CEST assessment rejected by Judge
In a webinar delivered to NHS Trusts, HMRC’s IR35 policy advisor Mark Frampton stated that the client “is often best placed to judge whether the person would have been an employee or self-employed”. According to Chaplin, this outcome provides irrefutable proof that this is not true:
“The client aided – or rather hindered – by CEST, arrived at an assessment which was directly opposed to that reached by an employment tribunal Judge. It goes to show that end hirers are not well informed enough to make accurate status decisions, especially when they are encouraged by HMRC to overlook the individual contract and working practices.”
Chaplin adds: “Though HMRC continues to champion CEST’s accuracy, we now have the first of what I expect to be many cases where a Judge makes a status decision that contradicts CEST. This case adds to the mound of evidence already available demonstrating that HMRC’s tool is woefully inaccurate.”
Tribunal ruling ‘a serious issue for HMRC’

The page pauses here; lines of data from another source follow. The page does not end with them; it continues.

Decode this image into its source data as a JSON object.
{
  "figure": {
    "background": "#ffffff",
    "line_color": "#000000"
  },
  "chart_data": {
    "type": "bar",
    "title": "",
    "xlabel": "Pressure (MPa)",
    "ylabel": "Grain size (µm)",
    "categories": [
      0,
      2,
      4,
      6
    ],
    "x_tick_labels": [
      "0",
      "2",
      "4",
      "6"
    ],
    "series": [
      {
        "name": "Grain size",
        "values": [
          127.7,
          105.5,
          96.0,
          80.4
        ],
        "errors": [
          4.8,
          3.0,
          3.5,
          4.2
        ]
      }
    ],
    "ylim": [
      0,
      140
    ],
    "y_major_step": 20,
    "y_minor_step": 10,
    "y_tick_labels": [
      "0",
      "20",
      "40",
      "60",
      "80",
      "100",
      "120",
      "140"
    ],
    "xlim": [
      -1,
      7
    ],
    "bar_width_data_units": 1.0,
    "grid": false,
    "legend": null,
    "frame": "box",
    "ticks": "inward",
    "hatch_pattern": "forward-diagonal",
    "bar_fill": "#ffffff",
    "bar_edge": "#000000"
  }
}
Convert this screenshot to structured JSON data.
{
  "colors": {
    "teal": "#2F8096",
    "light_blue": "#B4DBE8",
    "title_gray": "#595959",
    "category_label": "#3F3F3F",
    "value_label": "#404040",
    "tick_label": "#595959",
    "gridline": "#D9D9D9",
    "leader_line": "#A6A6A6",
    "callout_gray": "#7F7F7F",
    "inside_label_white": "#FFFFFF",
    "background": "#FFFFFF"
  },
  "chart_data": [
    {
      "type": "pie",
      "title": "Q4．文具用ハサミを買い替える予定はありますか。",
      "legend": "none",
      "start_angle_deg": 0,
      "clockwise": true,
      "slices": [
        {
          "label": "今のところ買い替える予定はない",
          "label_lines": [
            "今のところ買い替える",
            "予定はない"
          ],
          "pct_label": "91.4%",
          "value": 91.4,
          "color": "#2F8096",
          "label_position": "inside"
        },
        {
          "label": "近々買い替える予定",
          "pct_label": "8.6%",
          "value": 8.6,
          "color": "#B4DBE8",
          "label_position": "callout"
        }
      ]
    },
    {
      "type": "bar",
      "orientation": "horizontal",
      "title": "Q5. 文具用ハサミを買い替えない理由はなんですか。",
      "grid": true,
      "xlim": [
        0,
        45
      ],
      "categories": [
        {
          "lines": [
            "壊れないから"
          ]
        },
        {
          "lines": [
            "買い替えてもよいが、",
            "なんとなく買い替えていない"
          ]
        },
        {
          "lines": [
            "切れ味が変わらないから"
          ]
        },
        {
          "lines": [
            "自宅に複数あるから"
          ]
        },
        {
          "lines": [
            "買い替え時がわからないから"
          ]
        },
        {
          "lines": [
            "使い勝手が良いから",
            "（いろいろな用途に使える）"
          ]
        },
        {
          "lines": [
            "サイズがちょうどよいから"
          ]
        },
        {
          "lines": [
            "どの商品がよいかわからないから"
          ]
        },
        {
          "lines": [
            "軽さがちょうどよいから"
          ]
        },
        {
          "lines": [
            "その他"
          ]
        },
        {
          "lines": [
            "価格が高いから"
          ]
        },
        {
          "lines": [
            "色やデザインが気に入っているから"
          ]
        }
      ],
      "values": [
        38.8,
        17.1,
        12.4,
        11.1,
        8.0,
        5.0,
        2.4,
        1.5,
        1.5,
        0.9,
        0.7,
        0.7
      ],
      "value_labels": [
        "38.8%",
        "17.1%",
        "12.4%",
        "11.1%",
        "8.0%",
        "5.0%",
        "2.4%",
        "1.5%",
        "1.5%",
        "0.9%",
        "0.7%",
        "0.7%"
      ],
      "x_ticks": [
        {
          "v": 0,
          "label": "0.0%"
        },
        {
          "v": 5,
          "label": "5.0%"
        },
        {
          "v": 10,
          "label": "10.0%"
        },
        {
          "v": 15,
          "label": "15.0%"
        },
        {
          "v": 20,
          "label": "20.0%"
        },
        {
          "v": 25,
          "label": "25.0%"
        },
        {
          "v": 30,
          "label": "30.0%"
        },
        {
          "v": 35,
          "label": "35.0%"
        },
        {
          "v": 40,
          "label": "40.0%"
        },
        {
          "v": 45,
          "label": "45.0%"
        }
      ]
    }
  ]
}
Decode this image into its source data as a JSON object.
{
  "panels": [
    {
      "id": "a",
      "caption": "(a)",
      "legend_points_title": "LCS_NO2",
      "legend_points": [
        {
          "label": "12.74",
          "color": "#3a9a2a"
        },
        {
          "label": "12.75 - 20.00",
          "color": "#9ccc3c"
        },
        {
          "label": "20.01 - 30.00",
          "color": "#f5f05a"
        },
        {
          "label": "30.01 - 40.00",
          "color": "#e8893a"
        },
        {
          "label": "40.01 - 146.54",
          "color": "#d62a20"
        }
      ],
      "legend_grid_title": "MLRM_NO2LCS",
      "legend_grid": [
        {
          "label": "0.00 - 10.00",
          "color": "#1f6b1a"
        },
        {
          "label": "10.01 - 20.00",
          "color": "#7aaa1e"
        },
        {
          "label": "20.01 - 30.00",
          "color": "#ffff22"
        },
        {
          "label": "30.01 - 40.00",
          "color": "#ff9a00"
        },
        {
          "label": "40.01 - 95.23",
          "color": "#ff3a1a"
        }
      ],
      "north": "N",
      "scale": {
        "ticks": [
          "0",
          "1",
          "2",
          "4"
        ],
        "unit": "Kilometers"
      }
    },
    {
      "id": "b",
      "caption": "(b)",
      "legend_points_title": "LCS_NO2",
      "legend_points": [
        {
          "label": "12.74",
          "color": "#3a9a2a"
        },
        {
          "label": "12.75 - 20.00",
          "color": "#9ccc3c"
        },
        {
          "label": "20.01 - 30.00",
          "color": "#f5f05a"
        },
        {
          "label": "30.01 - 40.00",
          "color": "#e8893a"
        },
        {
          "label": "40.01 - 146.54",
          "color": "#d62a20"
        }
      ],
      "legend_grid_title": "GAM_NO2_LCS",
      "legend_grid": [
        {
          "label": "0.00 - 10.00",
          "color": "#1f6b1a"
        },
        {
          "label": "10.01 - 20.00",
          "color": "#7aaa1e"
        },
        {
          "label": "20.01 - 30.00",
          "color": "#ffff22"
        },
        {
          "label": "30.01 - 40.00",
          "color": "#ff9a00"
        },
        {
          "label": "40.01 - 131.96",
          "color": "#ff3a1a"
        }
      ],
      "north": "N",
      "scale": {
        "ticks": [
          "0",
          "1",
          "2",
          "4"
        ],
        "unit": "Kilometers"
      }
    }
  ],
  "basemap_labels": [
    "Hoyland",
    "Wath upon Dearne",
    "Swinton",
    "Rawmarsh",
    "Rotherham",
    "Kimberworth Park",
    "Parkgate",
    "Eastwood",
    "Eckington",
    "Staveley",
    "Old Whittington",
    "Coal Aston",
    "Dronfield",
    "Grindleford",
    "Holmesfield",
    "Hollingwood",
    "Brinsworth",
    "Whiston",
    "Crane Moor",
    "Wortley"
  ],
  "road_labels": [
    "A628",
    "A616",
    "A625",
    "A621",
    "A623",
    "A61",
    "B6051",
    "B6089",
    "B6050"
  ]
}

While great news for contractors, this outcome will surely prove disastrous for HMRC, as well as non-compliant contractor clients and agencies, as Valentine explains:
“This exposes a seismic hole in the legislation. It’s a serious issue for HMRC concerning the drafting of Chapter 10 that a contractor can make an employment status claim when outside IR35, potentially forcing the respondent to argue a position that puts them in jeopardy of having to refund significant deductions from the contractor’s income.
“The judicial impact could be considerable when you think about the costs that public authorities incur when defending against these cases. Then you consider that HMRC would have to refund the tax deducted by respondents who will have to pay the contractors. This could get very messy, very quickly for HMRC, but it will be a mess of its own making.”
He concludes: “This should also serve as a stern warning to clients and agencies who are happy to enforce incorrect tax treatment on contractors, and who fail to carry out a proper status assessment.”